You don’t get 100,000,000 followers without telling a few stories
15 August 2023
After reading Move fast and beat Musk: The inside story of how Meta built Threads, by Naomi Nix and Will Oremus of The Washington Post, I’m certain the story behind the launch of Meta’s rival to Twitter, Threads, is ripe for adaptation to the big screen.
All the ingredients of a thriller-like race against time are there. Trust me. So here I am, calling action.
First, opportunity presents itself:
The mercurial Musk had just taken over Twitter. Amid the ensuing chaos, [head of Instagram Adam] Mosseri’s boss at rival Meta smelled opportunity.
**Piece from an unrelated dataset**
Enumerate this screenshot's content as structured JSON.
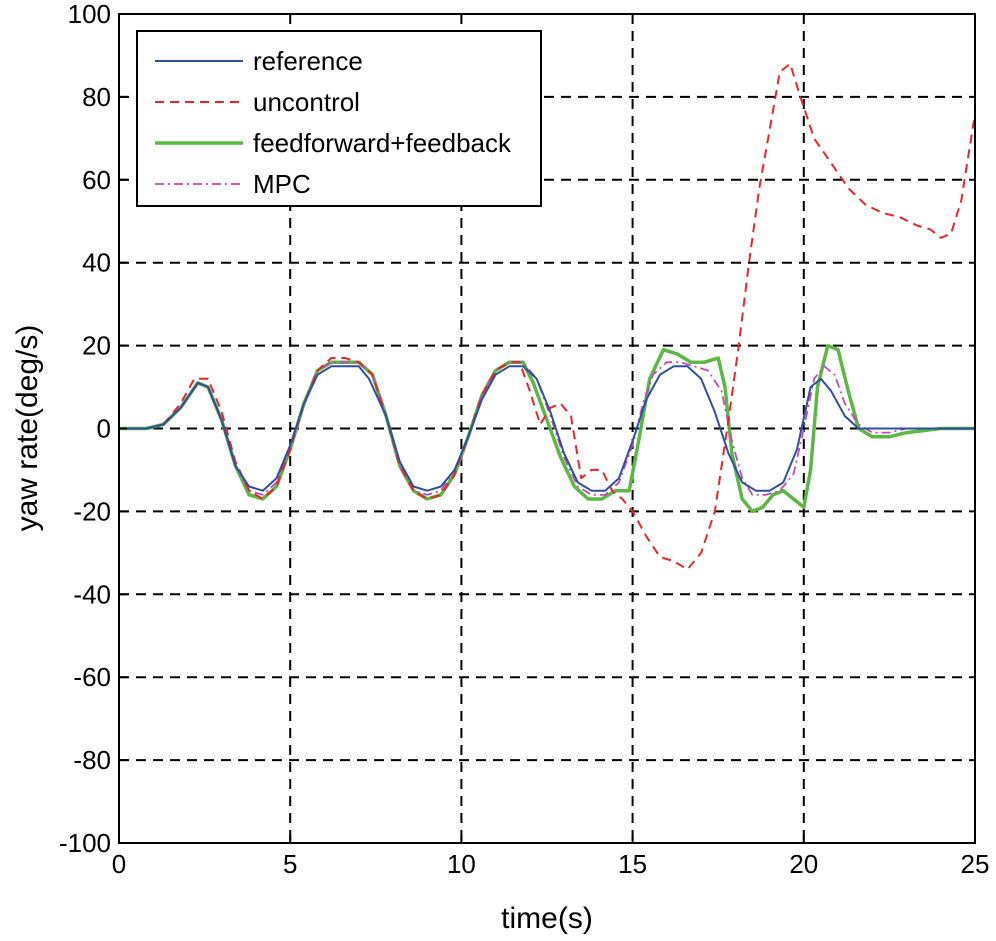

Next there are senior Meta executives on family holidays in Europe, taking breathless phone calls from their boss in the middle of the night:
It was nighttime in Italy, and Mosseri spoke softly to avoid waking his sleeping wife. The group discussed Twitter-like features they could add to existing apps, including Instagram.
What? Enhance an existing app to make it look like something it isn’t? Are you for real? No, the boss wants to land the legendary three-thousand pound marlin here:
Zuckerberg, however, had a different idea: “What if we went bigger?”
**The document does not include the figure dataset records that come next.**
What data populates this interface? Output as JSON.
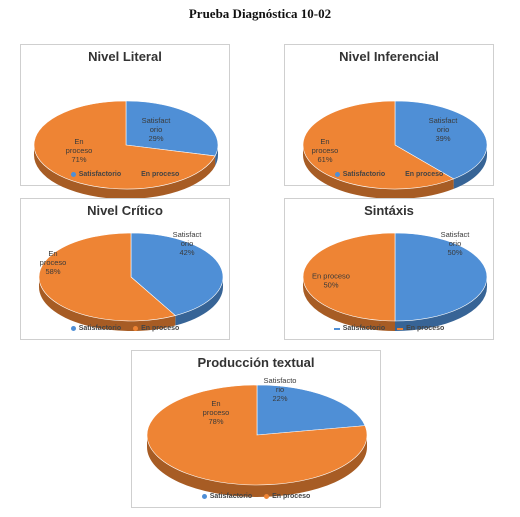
{
  "page_title": "Prueba Diagnóstica 10-02",
  "colors": {
    "satisfactorio": "#4f8fd6",
    "en_proceso": "#ee8434"
  },
  "chart_data": [
    {
      "type": "pie",
      "title": "Nivel Literal",
      "categories": [
        "Satisfactorio",
        "En proceso"
      ],
      "values": [
        29,
        71
      ],
      "labels": [
        [
          "Satisfact",
          "orio",
          "29%"
        ],
        [
          "En",
          "proceso",
          "71%"
        ]
      ],
      "legend": [
        "Satisfactorio",
        "En proceso"
      ],
      "legend_style": "dot"
    },
    {
      "type": "pie",
      "title": "Nivel Inferencial",
      "categories": [
        "Satisfactorio",
        "En proceso"
      ],
      "values": [
        39,
        61
      ],
      "labels": [
        [
          "Satisfact",
          "orio",
          "39%"
        ],
        [
          "En",
          "proceso",
          "61%"
        ]
      ],
      "legend": [
        "Satisfactorio",
        "En proceso"
      ],
      "legend_style": "dot"
    },
    {
      "type": "pie",
      "title": "Nivel Crítico",
      "categories": [
        "Satisfactorio",
        "En proceso"
      ],
      "values": [
        42,
        58
      ],
      "labels": [
        [
          "Satisfact",
          "orio",
          "42%"
        ],
        [
          "En",
          "proceso",
          "58%"
        ]
      ],
      "legend": [
        "Satisfactorio",
        "En proceso"
      ],
      "legend_style": "dot"
    },
    {
      "type": "pie",
      "title": "Sintáxis",
      "categories": [
        "Satisfactorio",
        "En proceso"
      ],
      "values": [
        50,
        50
      ],
      "labels": [
        [
          "Satisfact",
          "orio",
          "50%"
        ],
        [
          "En proceso",
          "50%"
        ]
      ],
      "legend": [
        "Satisfactorio",
        "En proceso"
      ],
      "legend_style": "line"
    },
    {
      "type": "pie",
      "title": "Producción textual",
      "categories": [
        "Satisfactorio",
        "En proceso"
      ],
      "values": [
        22,
        78
      ],
      "labels": [
        [
          "Satisfacto",
          "rio",
          "22%"
        ],
        [
          "En",
          "proceso",
          "78%"
        ]
      ],
      "legend": [
        "Satisfactorio",
        "En proceso"
      ],
      "legend_style": "dot"
    }
  ]
}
Now that exact requirements are understood, and the enormity of the task at hand can be seen in the cold light of day, the inevitable panic begins to set in:
“Oh God, we’ve got to figure this out, because [Zuckerberg is] very excited about this,” Mosseri recalled thinking. “Sometimes you can tell when he kind of gets his teeth into something.”
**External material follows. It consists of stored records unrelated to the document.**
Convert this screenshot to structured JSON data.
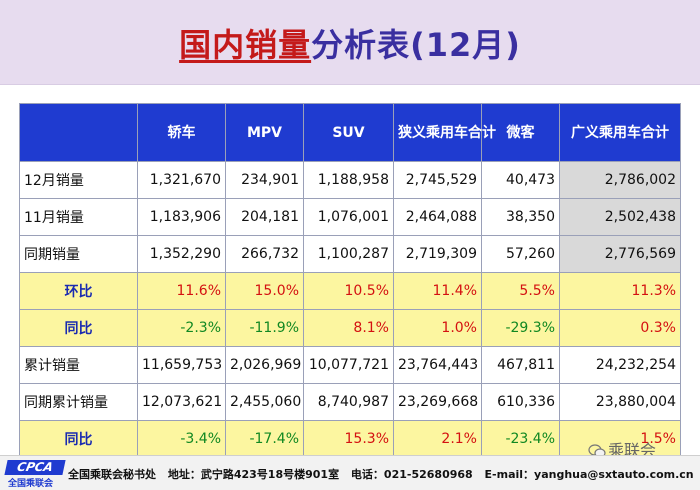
{
  "title": {
    "part1": "国内销量",
    "part2": "分析表(12月)"
  },
  "table": {
    "headers": [
      "轿车",
      "MPV",
      "SUV",
      "狭义乘用车合计",
      "微客",
      "广义乘用车合计"
    ],
    "rows": [
      {
        "label": "12月销量",
        "values": [
          "1,321,670",
          "234,901",
          "1,188,958",
          "2,745,529",
          "40,473",
          "2,786,002"
        ]
      },
      {
        "label": "11月销量",
        "values": [
          "1,183,906",
          "204,181",
          "1,076,001",
          "2,464,088",
          "38,350",
          "2,502,438"
        ]
      },
      {
        "label": "同期销量",
        "values": [
          "1,352,290",
          "266,732",
          "1,100,287",
          "2,719,309",
          "57,260",
          "2,776,569"
        ]
      },
      {
        "label": "环比",
        "values": [
          "11.6%",
          "15.0%",
          "10.5%",
          "11.4%",
          "5.5%",
          "11.3%"
        ]
      },
      {
        "label": "同比",
        "values": [
          "-2.3%",
          "-11.9%",
          "8.1%",
          "1.0%",
          "-29.3%",
          "0.3%"
        ]
      },
      {
        "label": "累计销量",
        "values": [
          "11,659,753",
          "2,026,969",
          "10,077,721",
          "23,764,443",
          "467,811",
          "24,232,254"
        ]
      },
      {
        "label": "同期累计销量",
        "values": [
          "12,073,621",
          "2,455,060",
          "8,740,987",
          "23,269,668",
          "610,336",
          "23,880,004"
        ]
      },
      {
        "label": "同比",
        "values": [
          "-3.4%",
          "-17.4%",
          "15.3%",
          "2.1%",
          "-23.4%",
          "1.5%"
        ]
      }
    ]
  },
  "footer": {
    "logo": "CPCA",
    "logo_sub": "全国乘联会",
    "org": "全国乘联会秘书处",
    "address": "地址：武宁路423号18号楼901室",
    "phone": "电话：021-52680968",
    "email": "E-mail：yanghua@sxtauto.com.cn"
  },
  "watermark": "乘联会",
  "colors": {
    "header_bg": "#1f3bd0",
    "pct_row_bg": "#fcf6a0",
    "negative": "#118822",
    "positive": "#d41111",
    "title_red": "#c41a1a",
    "title_blue": "#3a2fa0"
  }
}
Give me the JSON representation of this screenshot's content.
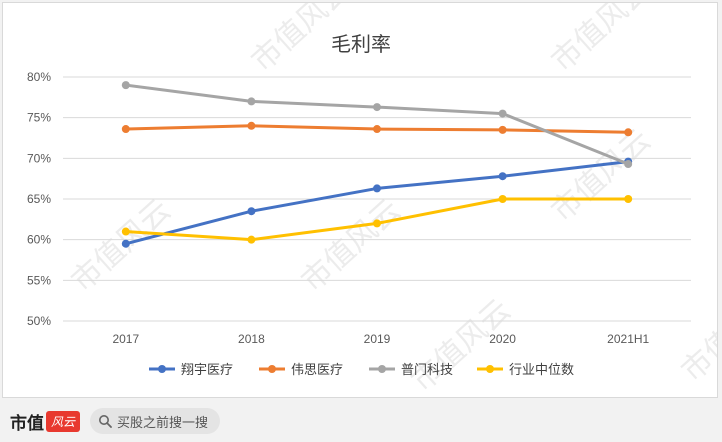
{
  "chart_data": {
    "type": "line",
    "title": "毛利率",
    "categories": [
      "2017",
      "2018",
      "2019",
      "2020",
      "2021H1"
    ],
    "y_ticks": [
      "80%",
      "75%",
      "70%",
      "65%",
      "60%",
      "55%",
      "50%"
    ],
    "ylim": [
      50,
      80
    ],
    "grid": true,
    "legend_position": "bottom",
    "series": [
      {
        "name": "翔宇医疗",
        "color": "#4472c4",
        "values": [
          59.5,
          63.5,
          66.3,
          67.8,
          69.6
        ]
      },
      {
        "name": "伟思医疗",
        "color": "#ed7d31",
        "values": [
          73.6,
          74.0,
          73.6,
          73.5,
          73.2
        ]
      },
      {
        "name": "普门科技",
        "color": "#a5a5a5",
        "values": [
          79.0,
          77.0,
          76.3,
          75.5,
          69.3
        ]
      },
      {
        "name": "行业中位数",
        "color": "#ffc000",
        "values": [
          61.0,
          60.0,
          62.0,
          65.0,
          65.0
        ]
      }
    ]
  },
  "watermark": "市值风云",
  "footer": {
    "brand": "市值",
    "brand_logo": "风云",
    "search_text": "买股之前搜一搜"
  }
}
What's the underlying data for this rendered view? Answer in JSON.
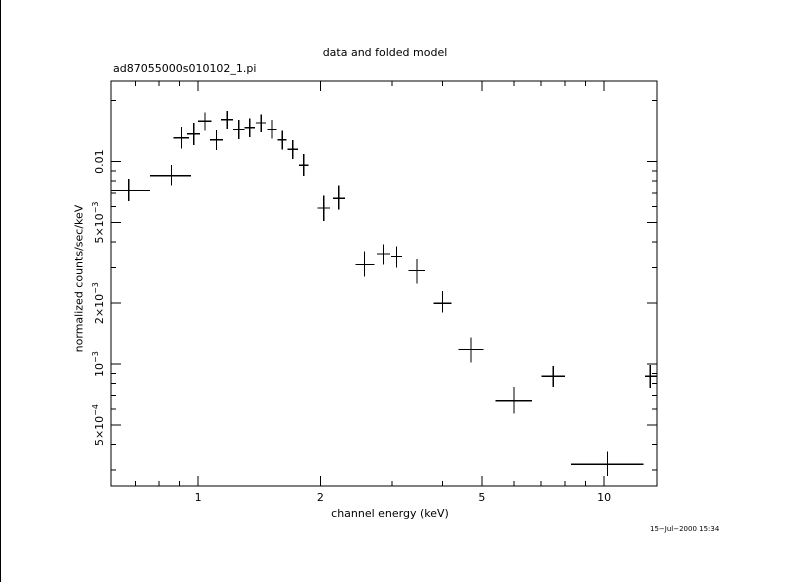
{
  "chart_data": {
    "type": "scatter",
    "title": "data and folded model",
    "subtitle": "ad87055000s010102_1.pi",
    "xlabel": "channel energy (keV)",
    "ylabel": "normalized counts/sec/keV",
    "xscale": "log",
    "yscale": "log",
    "xlim": [
      0.61,
      13.5
    ],
    "ylim": [
      0.00025,
      0.025
    ],
    "grid": false,
    "legend": "none",
    "color": "#000000",
    "x_ticks": [
      {
        "value": 1,
        "label": "1"
      },
      {
        "value": 2,
        "label": "2"
      },
      {
        "value": 5,
        "label": "5"
      },
      {
        "value": 10,
        "label": "10"
      }
    ],
    "y_ticks": [
      {
        "value": 0.01,
        "mant": "0.01",
        "exp": ""
      },
      {
        "value": 0.005,
        "mant": "5×10",
        "exp": "−3"
      },
      {
        "value": 0.002,
        "mant": "2×10",
        "exp": "−3"
      },
      {
        "value": 0.001,
        "mant": "10",
        "exp": "−3"
      },
      {
        "value": 0.0005,
        "mant": "5×10",
        "exp": "−4"
      }
    ],
    "points": [
      {
        "x": 0.675,
        "y": 0.0072,
        "xlo": 0.61,
        "xhi": 0.76,
        "ylo": 0.0064,
        "yhi": 0.0082
      },
      {
        "x": 0.86,
        "y": 0.0085,
        "xlo": 0.76,
        "xhi": 0.96,
        "ylo": 0.0076,
        "yhi": 0.0096
      },
      {
        "x": 0.91,
        "y": 0.0131,
        "xlo": 0.87,
        "xhi": 0.95,
        "ylo": 0.0116,
        "yhi": 0.0148
      },
      {
        "x": 0.975,
        "y": 0.0137,
        "xlo": 0.94,
        "xhi": 1.01,
        "ylo": 0.0121,
        "yhi": 0.0155
      },
      {
        "x": 1.04,
        "y": 0.0158,
        "xlo": 1.0,
        "xhi": 1.08,
        "ylo": 0.0142,
        "yhi": 0.0175
      },
      {
        "x": 1.11,
        "y": 0.0128,
        "xlo": 1.07,
        "xhi": 1.15,
        "ylo": 0.0114,
        "yhi": 0.0143
      },
      {
        "x": 1.18,
        "y": 0.0161,
        "xlo": 1.14,
        "xhi": 1.22,
        "ylo": 0.0145,
        "yhi": 0.0178
      },
      {
        "x": 1.26,
        "y": 0.0144,
        "xlo": 1.22,
        "xhi": 1.3,
        "ylo": 0.0129,
        "yhi": 0.016
      },
      {
        "x": 1.34,
        "y": 0.0147,
        "xlo": 1.3,
        "xhi": 1.38,
        "ylo": 0.0132,
        "yhi": 0.0163
      },
      {
        "x": 1.43,
        "y": 0.0155,
        "xlo": 1.39,
        "xhi": 1.47,
        "ylo": 0.014,
        "yhi": 0.0171
      },
      {
        "x": 1.52,
        "y": 0.0144,
        "xlo": 1.48,
        "xhi": 1.56,
        "ylo": 0.013,
        "yhi": 0.016
      },
      {
        "x": 1.61,
        "y": 0.0128,
        "xlo": 1.57,
        "xhi": 1.65,
        "ylo": 0.0115,
        "yhi": 0.0142
      },
      {
        "x": 1.71,
        "y": 0.0115,
        "xlo": 1.66,
        "xhi": 1.76,
        "ylo": 0.0103,
        "yhi": 0.0128
      },
      {
        "x": 1.82,
        "y": 0.0096,
        "xlo": 1.77,
        "xhi": 1.87,
        "ylo": 0.0085,
        "yhi": 0.0109
      },
      {
        "x": 2.04,
        "y": 0.0059,
        "xlo": 1.97,
        "xhi": 2.11,
        "ylo": 0.0051,
        "yhi": 0.0068
      },
      {
        "x": 2.22,
        "y": 0.0066,
        "xlo": 2.15,
        "xhi": 2.3,
        "ylo": 0.0058,
        "yhi": 0.0076
      },
      {
        "x": 2.57,
        "y": 0.0031,
        "xlo": 2.44,
        "xhi": 2.72,
        "ylo": 0.0027,
        "yhi": 0.0036
      },
      {
        "x": 2.86,
        "y": 0.0035,
        "xlo": 2.76,
        "xhi": 2.97,
        "ylo": 0.0031,
        "yhi": 0.0039
      },
      {
        "x": 3.08,
        "y": 0.0034,
        "xlo": 2.99,
        "xhi": 3.18,
        "ylo": 0.003,
        "yhi": 0.0038
      },
      {
        "x": 3.46,
        "y": 0.0029,
        "xlo": 3.3,
        "xhi": 3.62,
        "ylo": 0.0025,
        "yhi": 0.0033
      },
      {
        "x": 4.0,
        "y": 0.002,
        "xlo": 3.8,
        "xhi": 4.21,
        "ylo": 0.0018,
        "yhi": 0.0023
      },
      {
        "x": 4.7,
        "y": 0.00118,
        "xlo": 4.38,
        "xhi": 5.05,
        "ylo": 0.00102,
        "yhi": 0.00135
      },
      {
        "x": 6.0,
        "y": 0.00066,
        "xlo": 5.4,
        "xhi": 6.65,
        "ylo": 0.00057,
        "yhi": 0.00077
      },
      {
        "x": 7.5,
        "y": 0.00087,
        "xlo": 7.02,
        "xhi": 8.02,
        "ylo": 0.00077,
        "yhi": 0.00098
      },
      {
        "x": 10.2,
        "y": 0.00032,
        "xlo": 8.3,
        "xhi": 12.5,
        "ylo": 0.00028,
        "yhi": 0.00037
      },
      {
        "x": 13.0,
        "y": 0.00087,
        "xlo": 12.6,
        "xhi": 13.5,
        "ylo": 0.00076,
        "yhi": 0.00099
      }
    ]
  },
  "footer": {
    "timestamp": "15−Jul−2000 15:34"
  }
}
The last thing, of course, you want to do is disappoint the boss. But you know what they say: when the going gets tough, the tough get going:
With a mandate from Zuckerberg to take a big risk, Mosseri assembled a lean, engineer-heavy team of fewer than 60 people to hack together a bare-bones app on a breakneck timetable more reminiscent of a start-up than an entrenched tech giant.
That paragraph sounds like it packs a punch, but a sixty person team is hardly “reminiscent of a start-up”. Instagram, which Threads is built upon, was, at the beginning, the work of two people, Michel Krieger and Kevin Systrom. But who cares? This is the movies, and all audiences want is a great story.
And size of the development team notwithstanding, there were challengers aplenty. Mainly what product features not to include, rather than what to ship:
To keep things moving, the Threads team punted thorny decisions and eschewed difficult features, including private messages and the ability to search for content or view the feeds of people you don’t follow.
But the clock is ticking. No one knows when the competitor — he who must not be named — might snatch back possession of the ball, and wrest the game away from the team we’re barracking for. But (naturally) such fears prove to be unfounded:
That night, a “core group” worked together at Meta headquarters while Mosseri and other team members chatted on an internal messaging forum, watching the sign-ups pour in. Mosseri recalled astonished team members asking, “Are we sure about these numbers? Can someone double-check that the logging isn’t messed up?”
And there we have it, the happy ending. One hundred million app signups. But wait, how can you call ever declining engagement, and plummeting time spent on the platform, a happy ending? Of course you can’t, but don’t you see where this is going? Wait for it. Wait for it. To a sequel, of course.
Watch this space, you will not be disappointed.